Another woman came into his office to say that her neighbor, the widow Dorothy, was wandering the back roads at all hours. Tyler paid the widow a call, and found her daughter was there, spending the day with her small children running about the yard. “Oh, upstairs,” he was told casually, when he inquired about Dorothy. He found the old woman tied to a chair in her bedroom. She looked at Tyler with the complacency of a young schoolgirl. “My wrist hurts,” she said simply. And so Tyler telephoned the woman’s other daughter, who lived in Connecticut, and eventually the poor widow was sent to the county farm, which Tyler found to be such a horrible place that he could visit it only infrequently, and even then for a very short stay. This sort of thing troubled him a great deal. Had he done the right thing? Was there really no money from the Connecticut daughter with which to care for her mother?
The postmistress came back to tell him her husband had taken the news well, and she had one other confession: There had been a second child by a different man a year after the first. Should she tell her husband about that as well?
Mostly, he listened. And spoke of God’s enduring love.
He and Lauren were invited for dinner a number of times. At Bertha Babcock’s house, Lauren sat on a stuffed sofa and said, “Oh, I hated English class,” when Bertha spoke of retiring after forty years. “We had this stupid old woman who used to prop her breasts up with the spelling book.” Bertha, who was a heavy-breasted old woman herself, flushed deeply, and for a moment Tyler had a sense of things not being real.
“You see,” he said to Bertha, “how lucky your students were to have you. Nobody would hate English class with you, I’m sure.”
“I hope not,” said Bertha, “but apparently you never know.”
“This blueberry pie is delicious,” Tyler said. “I imagine Lauren would like the recipe.”
Lauren looked at him, at Bertha. “Okay,” Lauren said.
But Bertha’s husband helped out. “Lauren, I bet you were a live wire,” he said, and smiled broadly, his teeth crooked and stained from years of tea-drinking.
“I suppose I was,” Lauren said.
Tyler said nothing to Lauren afterward; he had made the decision he would not censor her. She was who she was, a bright-faced, beautiful girl, and if she said things that seemed the wrong thing to say, well—he was not going to fight about that.
What they fought about was money. He drew up a budget to show Lauren how much could be spent weekly on food and other things, and she was aghast. “But what am I supposed to do if I want something?”
“What do you want? Tell me, and we’ll decide together.”
“I don’t want a budget! I don’t want to be told, ‘You can only spend this amount.’ “
“But, Lauren, we only have this amount.”
“The baby will need things!”
“Of course the baby will need things. And we’ll get them.” He had a small amount of savings from his summer preaching jobs, and from part-time work he had done in the library as a student.

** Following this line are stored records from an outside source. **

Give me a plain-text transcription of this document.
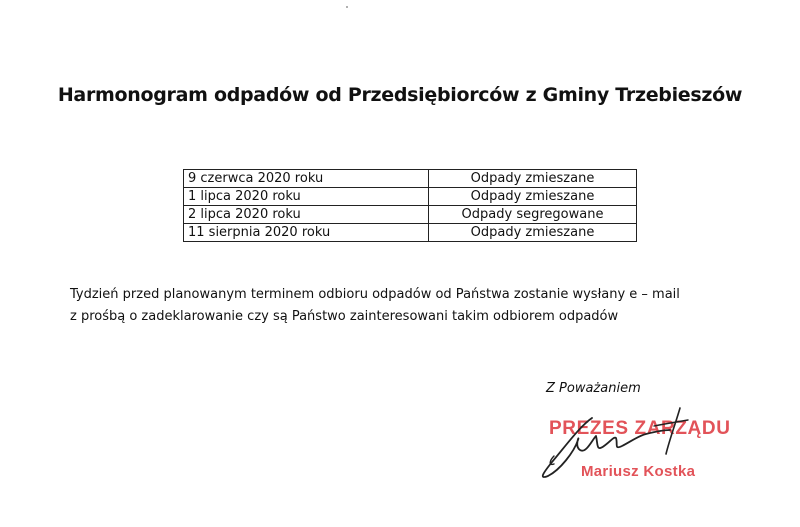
Harmonogram odpadów od Przedsiębiorców z Gminy Trzebieszów
9 czerwca 2020 roku	Odpady zmieszane
1 lipca 2020 roku	Odpady zmieszane
2 lipca 2020 roku	Odpady segregowane
11 sierpnia 2020 roku	Odpady zmieszane

Tydzień przed planowanym terminem odbioru odpadów od Państwa zostanie wysłany e – mail
z prośbą o zadeklarowanie czy są Państwo zainteresowani takim odbiorem odpadów

Z Poważaniem
PREZES ZARZĄDU
Mariusz Kostka
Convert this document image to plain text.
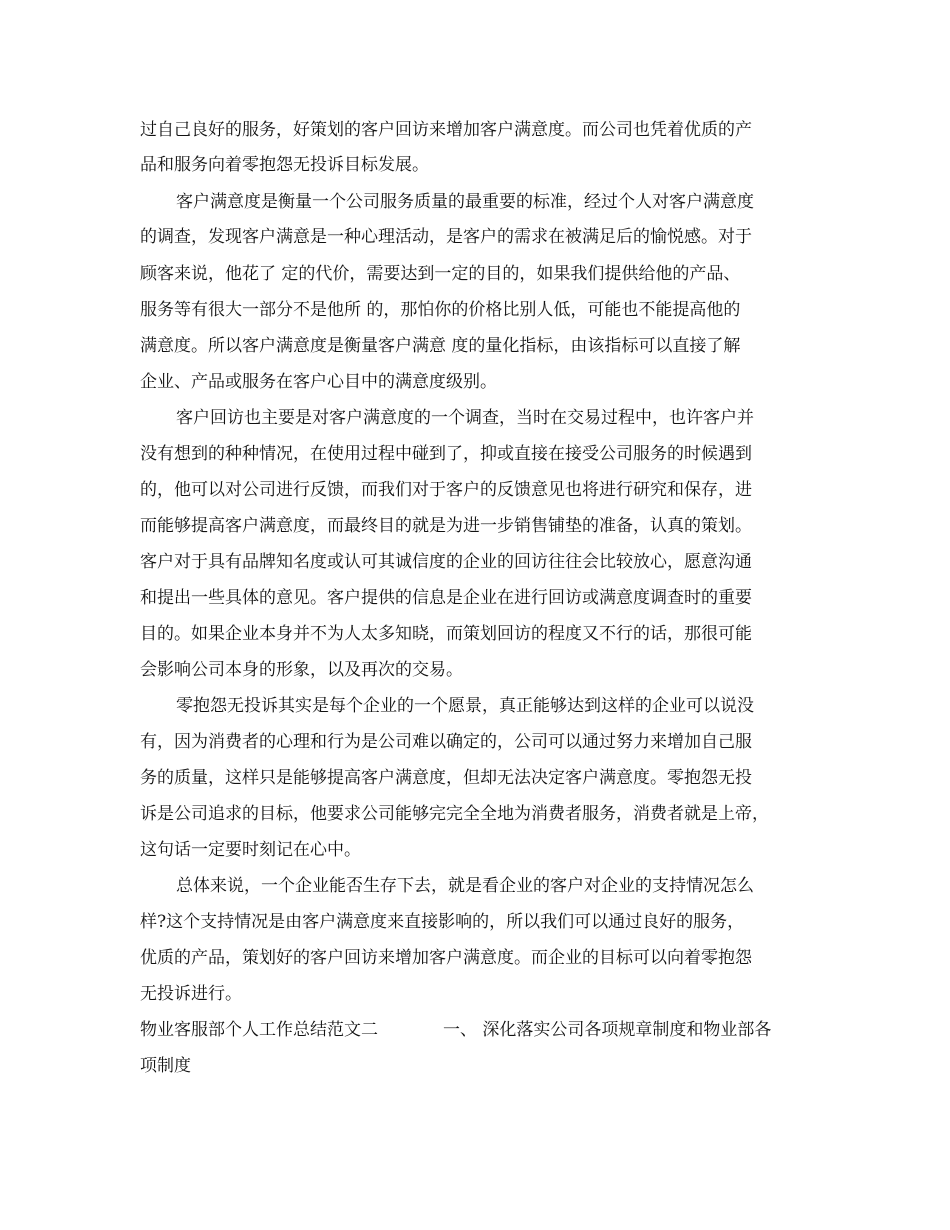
过自己良好的服务，好策划的客户回访来增加客户满意度。而公司也凭着优质的产

品和服务向着零抱怨无投诉目标发展。

客户满意度是衡量一个公司服务质量的最重要的标准，经过个人对客户满意度

的调查，发现客户满意是一种心理活动，是客户的需求在被满足后的愉悦感。对于

顾客来说，他花了 定的代价，需要达到一定的目的，如果我们提供给他的产品、

服务等有很大一部分不是他所 的，那怕你的价格比别人低，可能也不能提高他的

满意度。所以客户满意度是衡量客户满意 度的量化指标，由该指标可以直接了解

企业、产品或服务在客户心目中的满意度级别。

客户回访也主要是对客户满意度的一个调查，当时在交易过程中，也许客户并

没有想到的种种情况，在使用过程中碰到了，抑或直接在接受公司服务的时候遇到

的，他可以对公司进行反馈，而我们对于客户的反馈意见也将进行研究和保存，进

而能够提高客户满意度，而最终目的就是为进一步销售铺垫的准备，认真的策划。

客户对于具有品牌知名度或认可其诚信度的企业的回访往往会比较放心，愿意沟通

和提出一些具体的意见。客户提供的信息是企业在进行回访或满意度调查时的重要

目的。如果企业本身并不为人太多知晓，而策划回访的程度又不行的话，那很可能

会影响公司本身的形象，以及再次的交易。

零抱怨无投诉其实是每个企业的一个愿景，真正能够达到这样的企业可以说没

有，因为消费者的心理和行为是公司难以确定的，公司可以通过努力来增加自己服

务的质量，这样只是能够提高客户满意度，但却无法决定客户满意度。零抱怨无投

诉是公司追求的目标，他要求公司能够完完全全地为消费者服务，消费者就是上帝，

这句话一定要时刻记在心中。

总体来说，一个企业能否生存下去，就是看企业的客户对企业的支持情况怎么

样?这个支持情况是由客户满意度来直接影响的，所以我们可以通过良好的服务，

优质的产品，策划好的客户回访来增加客户满意度。而企业的目标可以向着零抱怨

无投诉进行。

物业客服部个人工作总结范文二	一、 深化落实公司各项规章制度和物业部各

项制度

But he learned fairly soon that he couldn’t talk to Lauren about money without it becoming a fight. And he did not want the money problems to scrape against the sweetness they had shared.
A few times he arrived home from a meeting and found her in tears. “Oh, my dear,” he said. “What is it?”
Lauren shook her head. “I don’t know,” she said. “But I’m bored. You’re away all day, or even when you’re here, you’re in your study working.”
They would go sometimes to see friends of theirs whom Tyler had gone to college with, or they would go back to Brockmorton for dinner with the Atwoods. But she needed someone in town with whom she could talk. He understood this, and he was sorry that she could not discuss anyone in town. “A minister’s wife can’t gossip,” he told her.
“But gossip is the only kind of conversation that’s fun,” she wailed.
“Then gossip with your college friends when you go back to Boston to visit. You just can’t gossip about anybody here.”
“You mean I can’t find out some woman was tied up in the attic and tell anyone? Or that Lillian Ashworth had two babies when she was just a kid?”
“Well, no, Lauren. You can’t.”
She was weeping now. “Tyler, those women in the Ladies’ Aid are gruesome. They never laugh. They have these coffee klatches and talk about how to freeze blueberries, and their houses are dark and cold, and it’s—it’s just horrible.”
He knelt before her. “We’ll go to a movie in Hollywell this weekend. Would you like that?”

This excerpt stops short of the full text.